Wedbush: Take advantage of the pullback to buy Apple and Microsoft shares

Wedbush analyst Daniel Ives likens the recent stock market to a “dizzying Space Mountain-like roller-coaster ride,” but he sees an opportunity in Apple and Microsoft.

The question is how deeply the COVID-19 shutdowns-induced slide lasts before a recovery.

stock chartTeresa Rivas for Barron’s:

Although “fears of a second wave will get the bears to come out of hibernation mode, we view this is another opportunity to buy the secular tech winners for the other side of this dark valley,” he wrote.

That’s not to say that there won’t be more days like Thursday to contend with. Until there’s an effective treatment or a vaccine, risks remain, and investors’ appetite for that risk will wax and wane.

Still, Ives believes that investors should take advantage of the pullback to buy Apple (AAPL) and Microsoft (MSFT). He says they are the tech stalwarts best positioned to weather the storm — and thrive from the new normal.

He reiterated his thesis that Apple will benefit as more people upgrade their smartphones as 5G technology is introduced. Ives also argues that Microsoft’s Azure is gaining ground on Amazon.com’s (AMZN) Amazon Web Services in the cloud-computing business.

MacDailyNews Take: Microsoft is not nearly as well-positioned as Apple, but Apple’s continued reliance on China assembly is a factor that Cupertino will have to address beyond just tinkering around the edges.

That said, here’s to mitigating risk by finally diversifying production! TGIF and cheers, everyone!

4 Comments

  1. It was less than 2-weeks ago you could have purchased the bankrupt car rental company/Hertz and made 582% on your investment (.81 purch/$5.53 sell).

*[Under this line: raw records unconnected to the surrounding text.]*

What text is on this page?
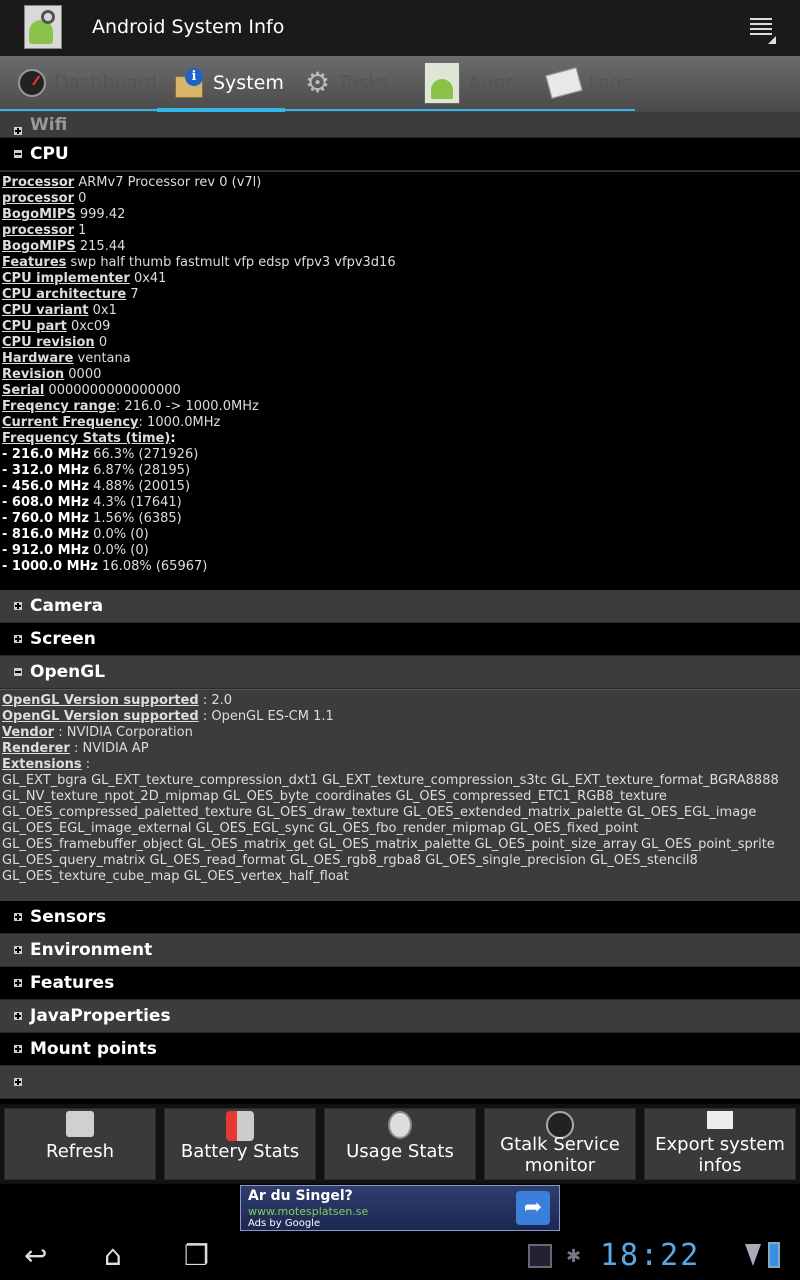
Android System Info
Dashboard	i System ⚙ Tasks	Apps	Logs
Wifi
CPU
Processor ARMv7 Processor rev 0 (v7l)
processor 0
BogoMIPS 999.42
processor 1
BogoMIPS 215.44
Features swp half thumb fastmult vfp edsp vfpv3 vfpv3d16
CPU implementer 0x41
CPU architecture 7
CPU variant 0x1
CPU part 0xc09
CPU revision 0
Hardware ventana
Revision 0000
Serial 0000000000000000
Freqency range: 216.0 -> 1000.0MHz
Current Frequency: 1000.0MHz
Frequency Stats (time):
- 216.0 MHz 66.3% (271926)
- 312.0 MHz 6.87% (28195)
- 456.0 MHz 4.88% (20015)
- 608.0 MHz 4.3% (17641)
- 760.0 MHz 1.56% (6385)
- 816.0 MHz 0.0% (0)
- 912.0 MHz 0.0% (0)
- 1000.0 MHz 16.08% (65967)
Camera
Screen
OpenGL
OpenGL Version supported : 2.0
OpenGL Version supported : OpenGL ES-CM 1.1
Vendor : NVIDIA Corporation
Renderer : NVIDIA AP
Extensions :
GL_EXT_bgra GL_EXT_texture_compression_dxt1 GL_EXT_texture_compression_s3tc GL_EXT_texture_format_BGRA8888 GL_NV_texture_npot_2D_mipmap GL_OES_byte_coordinates GL_OES_compressed_ETC1_RGB8_texture GL_OES_compressed_paletted_texture GL_OES_draw_texture GL_OES_extended_matrix_palette GL_OES_EGL_image GL_OES_EGL_image_external GL_OES_EGL_sync GL_OES_fbo_render_mipmap GL_OES_fixed_point GL_OES_framebuffer_object GL_OES_matrix_get GL_OES_matrix_palette GL_OES_point_size_array GL_OES_point_sprite GL_OES_query_matrix GL_OES_read_format GL_OES_rgb8_rgba8 GL_OES_single_precision GL_OES_stencil8 GL_OES_texture_cube_map GL_OES_vertex_half_float
Sensors
Environment
Features
JavaProperties
Mount points
Refresh	Battery Stats	Usage Stats	Gtalk Service monitor
Export system infos
Ar du Singel?
www.motesplatsen.se
Ads by Google
➦
↩ ⌂ ❐	✱ 18:22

    It may resurface as a “buy” if they get the bond backing they’re seeking. Not for the faint of heart…mainly for the Robin-hooders.

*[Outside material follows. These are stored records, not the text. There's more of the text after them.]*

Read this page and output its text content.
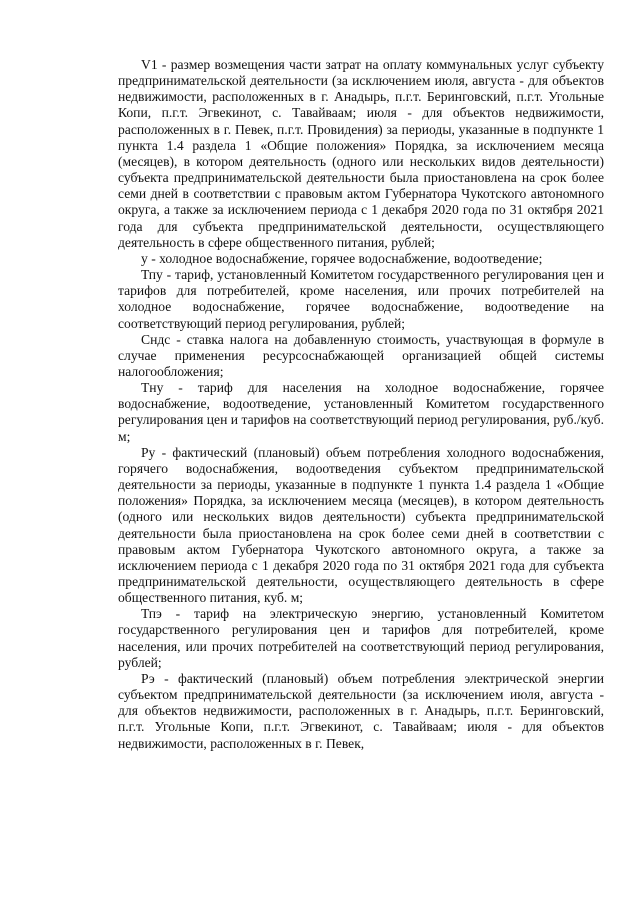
V1 - размер возмещения части затрат на оплату коммунальных услуг субъекту предпринимательской деятельности (за исключением июля, августа - для объектов недвижимости, расположенных в г. Анадырь, п.г.т. Беринговский, п.г.т. Угольные Копи, п.г.т. Эгвекинот, с. Тавайваам; июля - для объектов недвижимости, расположенных в г. Певек, п.г.т. Провидения) за периоды, указанные в подпункте 1 пункта 1.4 раздела 1 «Общие положения» Порядка, за исключением месяца (месяцев), в котором деятельность (одного или нескольких видов деятельности) субъекта предпринимательской деятельности была приостановлена на срок более семи дней в соответствии с правовым актом Губернатора Чукотского автономного округа, а также за исключением периода с 1 декабря 2020 года по 31 октября 2021 года для субъекта предпринимательской деятельности, осуществляющего деятельность в сфере общественного питания, рублей;

у - холодное водоснабжение, горячее водоснабжение, водоотведение;

Тпу - тариф, установленный Комитетом государственного регулирования цен и тарифов для потребителей, кроме населения, или прочих потребителей на холодное водоснабжение, горячее водоснабжение, водоотведение на соответствующий период регулирования, рублей;

Сндс - ставка налога на добавленную стоимость, участвующая в формуле в случае применения ресурсоснабжающей организацией общей системы налогообложения;

Тну - тариф для населения на холодное водоснабжение, горячее водоснабжение, водоотведение, установленный Комитетом государственного регулирования цен и тарифов на соответствующий период регулирования, руб./куб. м;

Ру - фактический (плановый) объем потребления холодного водоснабжения, горячего водоснабжения, водоотведения субъектом предпринимательской деятельности за периоды, указанные в подпункте 1 пункта 1.4 раздела 1 «Общие положения» Порядка, за исключением месяца (месяцев), в котором деятельность (одного или нескольких видов деятельности) субъекта предпринимательской деятельности была приостановлена на срок более семи дней в соответствии с правовым актом Губернатора Чукотского автономного округа, а также за исключением периода с 1 декабря 2020 года по 31 октября 2021 года для субъекта предпринимательской деятельности, осуществляющего деятельность в сфере общественного питания, куб. м;

Тпэ - тариф на электрическую энергию, установленный Комитетом государственного регулирования цен и тарифов для потребителей, кроме населения, или прочих потребителей на соответствующий период регулирования, рублей;

Рэ - фактический (плановый) объем потребления электрической энергии субъектом предпринимательской деятельности (за исключением июля, августа - для объектов недвижимости, расположенных в г. Анадырь, п.г.т. Беринговский, п.г.т. Угольные Копи, п.г.т. Эгвекинот, с. Тавайваам; июля - для объектов недвижимости, расположенных в г. Певек,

  2. Saying Microsoft isn’t as well-positioned as Apple doesn’t make much sense. Big investors are betting far more on cloud services than Apple hardware. Wall Street is constantly praising any company with cloud services for providing unlimited gains to investors. Wall Street obviously gives any cloud business company a far higher P/E than what Apple is getting. Microsoft is still the go-to company for enterprise software. Microsoft certainly has a higher institutional investor percentage than Apple by a large margin. I’m still trying to figure out what LinkedIn is doing for Microsoft and why it was considered such a great acquisition for $26B. It surely added to Microsoft’s value and shareholders seem to be happy with it.

    Let’s see what Apple acquires for even a couple of billion dollars and there will be all sorts of moaning and groaning about how Apple is throwing away money. Not that Apple is going to acquire any major company as it would rather continue buying back shares and I’m not sure many shareholders are finding that exciting enough.

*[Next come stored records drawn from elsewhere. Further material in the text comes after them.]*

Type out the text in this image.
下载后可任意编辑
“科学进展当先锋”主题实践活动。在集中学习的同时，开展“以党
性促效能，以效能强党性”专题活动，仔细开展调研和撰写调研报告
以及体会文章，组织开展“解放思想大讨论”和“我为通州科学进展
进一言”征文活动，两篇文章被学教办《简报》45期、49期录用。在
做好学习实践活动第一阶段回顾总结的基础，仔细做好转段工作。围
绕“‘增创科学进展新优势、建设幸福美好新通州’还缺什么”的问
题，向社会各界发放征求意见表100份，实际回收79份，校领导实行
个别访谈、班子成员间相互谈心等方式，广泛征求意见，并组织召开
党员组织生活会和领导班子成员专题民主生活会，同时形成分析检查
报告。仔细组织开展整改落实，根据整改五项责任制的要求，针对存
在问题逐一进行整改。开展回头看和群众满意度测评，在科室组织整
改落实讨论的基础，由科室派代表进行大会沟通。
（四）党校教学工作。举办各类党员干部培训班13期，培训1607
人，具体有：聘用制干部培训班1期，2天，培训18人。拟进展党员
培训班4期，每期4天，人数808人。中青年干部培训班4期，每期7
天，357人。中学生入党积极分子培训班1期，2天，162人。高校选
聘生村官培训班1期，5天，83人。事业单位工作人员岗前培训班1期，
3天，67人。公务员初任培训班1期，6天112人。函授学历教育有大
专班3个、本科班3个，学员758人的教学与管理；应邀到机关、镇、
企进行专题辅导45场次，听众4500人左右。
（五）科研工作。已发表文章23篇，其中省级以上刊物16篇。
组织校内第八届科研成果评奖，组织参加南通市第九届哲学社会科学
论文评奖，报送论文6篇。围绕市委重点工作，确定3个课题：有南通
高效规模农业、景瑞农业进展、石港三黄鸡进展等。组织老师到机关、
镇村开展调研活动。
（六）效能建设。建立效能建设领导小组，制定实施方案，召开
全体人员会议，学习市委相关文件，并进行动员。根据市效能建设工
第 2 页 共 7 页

    Apple should have left Microsoft in the dust after Microsoft blew all that money on Nokia and its whole mobile initiative, but Microsoft made an extremely quick transition to the cloud and Wall Street didn’t even blink at the loss. Everyone jumped right on Microsoft because the “cloud” became a huge Wall Street buzzword while the iPhone became a smartphone lost in a sea of smartphones. However, Wall Street didn’t quickly take to Apple’s gradual move to Services. It’s weird how things work for some companies and not for others.